Well the first thing you know
Martin’s not a millionaire
Kinfolk got the dough
Martin moved away from there
Said “Invercargill’s the place I oughta be”
So he loaded up the scooter
and moved to southern NZ
(New Zealand, that is…pissed-off heirs…rude doctors…kiwis)
Gonna be hard to get a googlebomb to stick; on the first page, 10 of the 12 links are about a Detroit Red Wings hockey prospect, one is a blogger connected to the Huffington Post, and the remaining one is an artist with the domain with [his name].us.
ETA Second page is all the blogger and the RW prospect, but adding “New Zealand” to the search gave me…another real estate agent. Hmm.
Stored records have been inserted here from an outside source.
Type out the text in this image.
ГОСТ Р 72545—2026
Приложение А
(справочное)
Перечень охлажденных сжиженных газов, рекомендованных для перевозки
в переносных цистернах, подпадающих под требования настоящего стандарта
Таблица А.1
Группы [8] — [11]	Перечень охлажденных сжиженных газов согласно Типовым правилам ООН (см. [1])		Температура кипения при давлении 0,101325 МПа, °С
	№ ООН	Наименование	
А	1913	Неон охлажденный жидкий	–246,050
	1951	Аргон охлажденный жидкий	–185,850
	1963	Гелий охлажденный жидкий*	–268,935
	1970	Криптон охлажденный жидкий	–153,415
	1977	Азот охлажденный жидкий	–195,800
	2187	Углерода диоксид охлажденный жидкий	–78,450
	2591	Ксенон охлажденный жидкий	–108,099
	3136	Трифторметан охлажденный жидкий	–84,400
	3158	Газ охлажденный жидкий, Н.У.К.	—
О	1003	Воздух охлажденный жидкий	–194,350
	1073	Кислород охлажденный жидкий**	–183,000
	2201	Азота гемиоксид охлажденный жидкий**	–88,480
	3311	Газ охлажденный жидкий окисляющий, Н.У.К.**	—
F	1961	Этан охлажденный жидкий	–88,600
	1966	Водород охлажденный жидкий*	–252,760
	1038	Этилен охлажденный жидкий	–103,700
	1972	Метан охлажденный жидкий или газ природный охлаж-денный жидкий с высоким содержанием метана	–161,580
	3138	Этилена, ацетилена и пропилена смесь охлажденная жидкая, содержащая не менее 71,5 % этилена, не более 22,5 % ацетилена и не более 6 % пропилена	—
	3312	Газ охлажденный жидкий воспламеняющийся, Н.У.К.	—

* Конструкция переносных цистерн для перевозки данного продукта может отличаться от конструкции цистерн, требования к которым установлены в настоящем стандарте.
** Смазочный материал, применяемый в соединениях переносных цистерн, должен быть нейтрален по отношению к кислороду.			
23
I don’t know why you guys are giving the OP such a hard time.
This is just like the time I bought a packet of Swisher Sweets. Now, normally I don’t smoke, but I had a dream that Swisher Sweets would help me lose weight and, well, I am rather portly, so I went down to the block to the Wal-greens and the cashier had a red hat on. I drive a Honda Element most of the time, except the times where I’m walking my dog two towns over, and sometimes I buy cantaloupes. My dog has a little tan bed that I usually keep in the corner, but well, you know how things often goes on Sundays.I once saw a pinata that was shaped like a hippo.Finally I
used to like to draw but these days I find that my smoke detectors often need batteries, and I don’t often
My mom works in science so you know that I know about fastening devices. Anyway, I totally punched that cashier right in her stupid face, and it turned out she was a mermaid.
I think the proper wording for the acceptance notice is supposed to be “Your application for membership in The National Non Sequitur Society has been approved. Never feed a Slim Jim to a walrus.”